In a moment of grief, I confided in one of my dearest friends that I hated being an orphan. He said to me:

"Orphans are children who can't fend for themselves. You are a strong woman, not a child."

It was a beautiful sentiment, and it gave me the courage I needed to overcome what I was feeling in the moment. But his words did nothing to dispel the feeling that sustains.

It depends on your definition, I suppose. Perhaps being well beyond the age of majority prevents me from being labeled as an 'orphan.' (Then again, as 'compensation' for having no parents, the government gives me "Orphan's Benefits" from their CPPs.) At times I certainly feel guilty for having that feeling, because for essentially my entire development I had the love and nurturing of both of my parents under the same roof. That is a lot more than many people can say.

But I promise you: the feeling is there, and it is more painful than can be described. There is nothing more important in this world than having someone who will love you unconditionally and for always. That is what we seek in a significant other, and that is what many very lonely people seek in having a child. It provides a comfort that you take for granted. However much you worry that one day you'll lose your job and end up living in a ditch, you at least know (if even in the very depths of your unconscious) that someone's love for you will remain consistent. You could kill a stranger in cold blood just for a laugh, and when all of society thinks you a monster, you would have someone to visit you in prison, write you letters, and try their very best to help you get well.

I had that. And my God, did I take it for granted.
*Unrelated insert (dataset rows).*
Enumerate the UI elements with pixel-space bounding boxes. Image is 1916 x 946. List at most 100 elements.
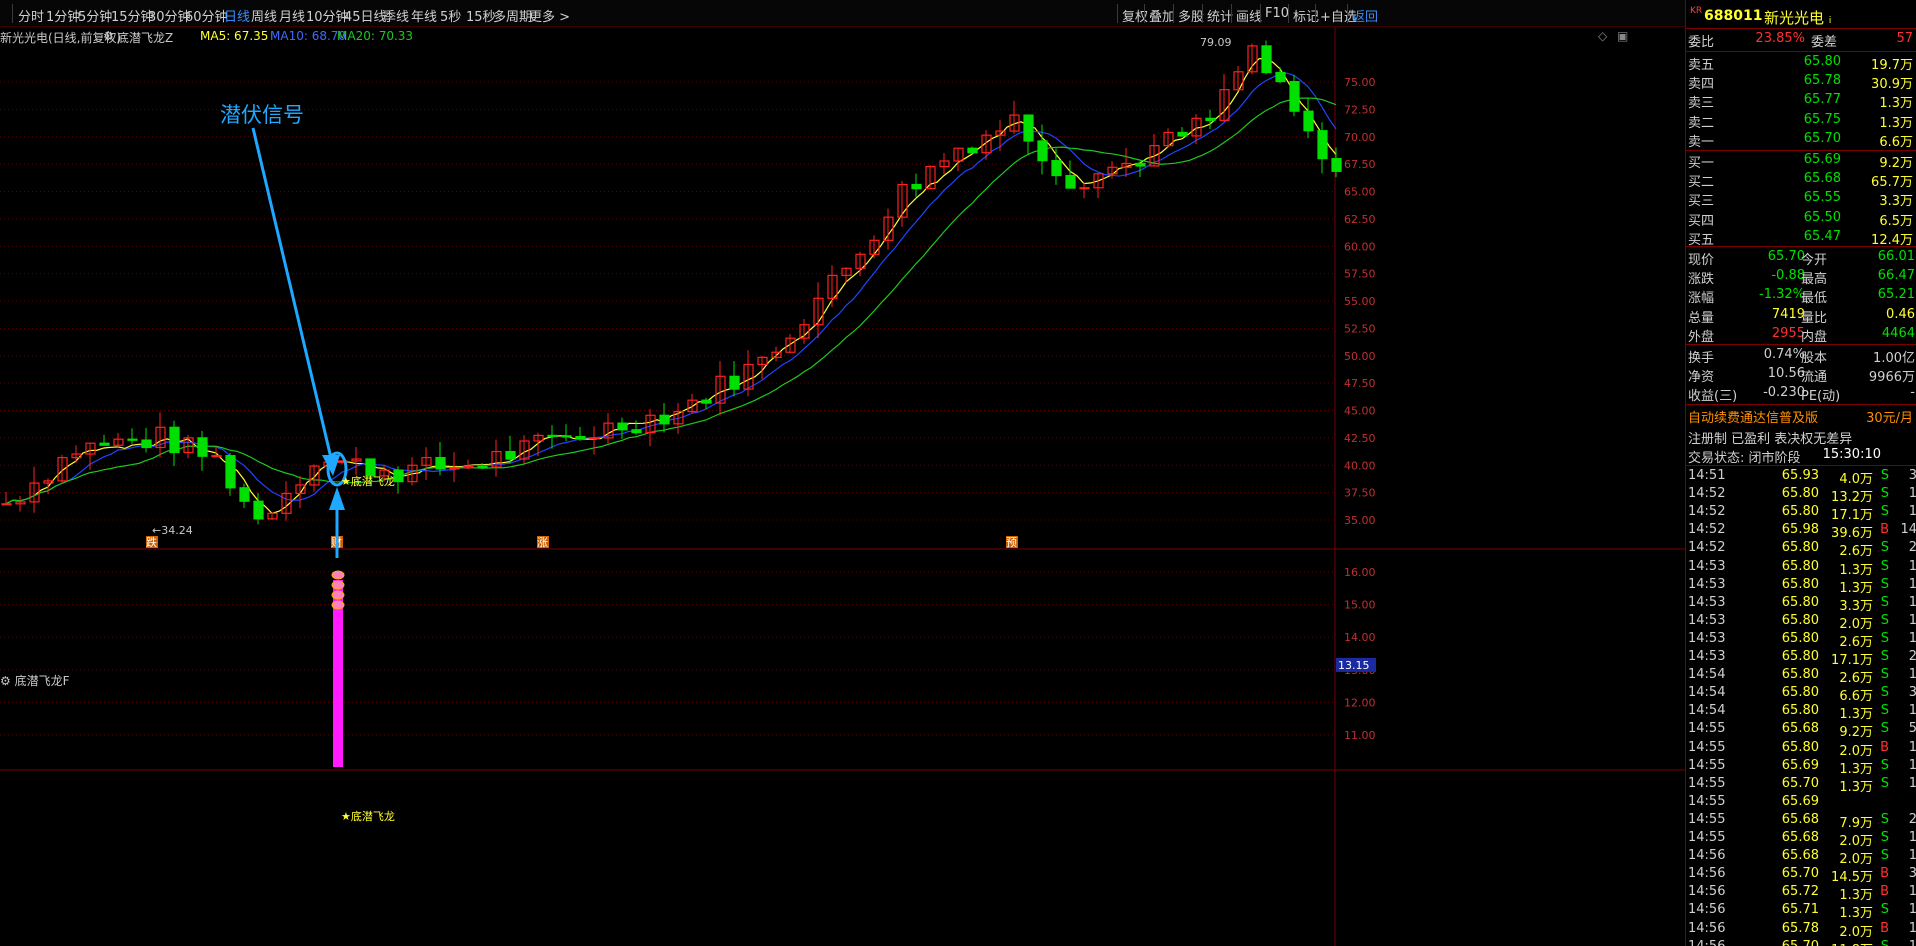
divider [1686, 246, 1916, 247]
candle-body [617, 422, 628, 431]
signal-dot [331, 580, 345, 590]
candle-body [99, 442, 110, 446]
cell: 65.93 [1781, 468, 1819, 483]
cell: 65.75 [1803, 111, 1841, 127]
cell: 涨幅 [1688, 291, 1715, 307]
candle-body [253, 500, 264, 520]
cell: 14:55 [1688, 775, 1726, 791]
cell: 现价 [1688, 253, 1715, 268]
cell: 14:53 [1688, 558, 1726, 574]
cell: 14:56 [1688, 920, 1726, 936]
cell: 14:55 [1688, 757, 1726, 773]
sub-y-tick-label: 11.00 [1344, 729, 1376, 742]
y-tick-label: 37.50 [1344, 487, 1376, 500]
tick-row: 14:56 65.70 11.8万 S 1 [1686, 938, 1916, 946]
cell: -1.32% [1759, 287, 1805, 303]
event-marker-label: 涨 [537, 536, 548, 549]
kline-chart[interactable]: 75.00 72.50 70.00 67.50 65.00 62.50 60.00 57.50… [0, 0, 1685, 946]
cell: 65.47 [1803, 228, 1841, 244]
bid-row: 买二 65.68 65.7万 [1686, 170, 1916, 191]
low-price-label: ←34.24 [152, 524, 193, 537]
cell: 1 [1908, 630, 1916, 646]
cell: S [1880, 576, 1889, 592]
cell: 1 [1908, 594, 1916, 610]
sub-settings-icon[interactable]: ⚙ [0, 674, 15, 688]
candle-body [1289, 80, 1300, 112]
up-arrow-head [329, 487, 345, 510]
cell: PE(动) [1801, 389, 1841, 405]
cell: 65.78 [1781, 920, 1819, 936]
tick-row: 14:56 65.78 2.0万 B 1 [1686, 920, 1916, 940]
cell: S [1880, 468, 1889, 483]
cell: S [1880, 902, 1889, 918]
cell: 14:52 [1688, 504, 1726, 520]
sub-chart-title: ⚙ 底潜飞龙F [0, 672, 69, 689]
tick-row: 14:55 65.68 7.9万 S 2 [1686, 811, 1916, 831]
candle-body [141, 439, 152, 449]
candle-body [701, 399, 712, 404]
tick-row: 14:56 65.71 1.3万 S 1 [1686, 901, 1916, 921]
candle-body [365, 458, 376, 477]
stat-row: 总量 7419 量比 0.46 [1686, 306, 1916, 326]
cell: 66.01 [1877, 249, 1915, 264]
cell: 65.7万 [1871, 175, 1913, 191]
cell: 65.80 [1781, 703, 1819, 719]
cell: 65.80 [1803, 54, 1841, 69]
candle-body [1205, 117, 1216, 121]
cell: 收益(三) [1688, 389, 1738, 405]
cell: 1 [1908, 757, 1916, 773]
candle-body [1023, 114, 1034, 142]
cell: 65.80 [1781, 504, 1819, 520]
cell: 最低 [1801, 291, 1828, 307]
cell: 66.47 [1877, 268, 1915, 284]
cell: S [1881, 939, 1889, 946]
cell: S [1880, 504, 1889, 520]
reg-row: 注册制 已盈利 表决权无差异 [1686, 427, 1916, 447]
stat-row: 外盘 2955 内盘 4464 [1686, 325, 1916, 345]
cell: S [1880, 649, 1889, 664]
cell: S [1880, 775, 1889, 791]
bid-row: 买五 65.47 12.4万 [1686, 228, 1916, 248]
tick-row: 14:53 65.80 3.3万 S 1 [1686, 594, 1916, 614]
candle-body [393, 469, 404, 483]
cell: 卖一 [1688, 134, 1715, 150]
sub-y-tick-label: 12.00 [1344, 696, 1376, 709]
tick-row: 14:53 65.80 17.1万 S 2 [1686, 648, 1916, 668]
cell: S [1880, 721, 1889, 737]
signal-dot [331, 590, 345, 600]
tick-row: 14:55 65.70 1.3万 S 1 [1686, 775, 1916, 795]
cell: 65.50 [1803, 209, 1841, 225]
y-tick-label: 65.00 [1344, 186, 1376, 199]
cell: 0.74% [1763, 347, 1805, 362]
candle-body [1079, 187, 1090, 190]
cell: 4464 [1881, 325, 1915, 341]
cell: 1.3万 [1879, 96, 1913, 112]
cell: 65.70 [1767, 249, 1805, 264]
cell: 今开 [1801, 253, 1828, 268]
cell: 6.6万 [1879, 134, 1913, 150]
cell: 10.56 [1767, 366, 1805, 382]
candle-body [197, 437, 208, 457]
candle-body [659, 414, 670, 425]
cell: 买二 [1688, 175, 1715, 191]
cell: 最高 [1801, 272, 1828, 288]
y-tick-label: 47.50 [1344, 377, 1376, 390]
cell: 65.68 [1781, 811, 1819, 827]
cell: S [1880, 594, 1889, 610]
cell: 65.80 [1781, 576, 1819, 592]
y-tick-label: 75.00 [1344, 76, 1376, 89]
cell: 65.69 [1781, 793, 1819, 809]
cell: 14:56 [1688, 848, 1726, 864]
y-tick-label: 45.00 [1344, 405, 1376, 418]
cell: 65.68 [1781, 830, 1819, 845]
cell: 23.85% [1755, 31, 1805, 46]
cell: 1 [1908, 612, 1916, 628]
sub-y-tick-label: 15.00 [1344, 599, 1376, 612]
cell: 自动续费通达信普及版 [1688, 411, 1819, 426]
cell: 委比 [1688, 35, 1715, 50]
tick-row: 14:52 65.98 39.6万 B 14 [1686, 521, 1916, 541]
cell: 1 [1908, 504, 1916, 520]
cell: 14:55 [1688, 793, 1726, 809]
candle-body [575, 435, 586, 440]
candle-body [1065, 174, 1076, 189]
I won't be so foolish as to say the family that I still have doesn't love me, or that no one would visit me if I ended up in prison. But that feeling of safety no longer exists. The knowledge that I can always call my Mommy if I'm scared is now a lie. If a boyfriend doesn't treat me well, my Daddy has no way of avenging me by tracking him down and scaring the shit out of him. (Though, I suppose - and here's hoping! - my Dad could haunt him). The brother who always defended me, always took my side against our parents, and was always my first resource when I needed something - from him, now I get nothing but radio silence.

It feels like:
- I'm on a boat in the middle of the ocean, and my paddles suddenly floated far away.
- I was walking down a plank when it suddenly became a tightrope.
- I'm walking in an alley at night and my phone has just died.

Sure, I'm still going. Yeah, I'll probably make it to safety just fine. But it's become a hell of a lot scarier.

Having that feeling pervade every moment, waking or otherwise, of my makes me feel nothing like a strong woman and everything like a scared, orphan child.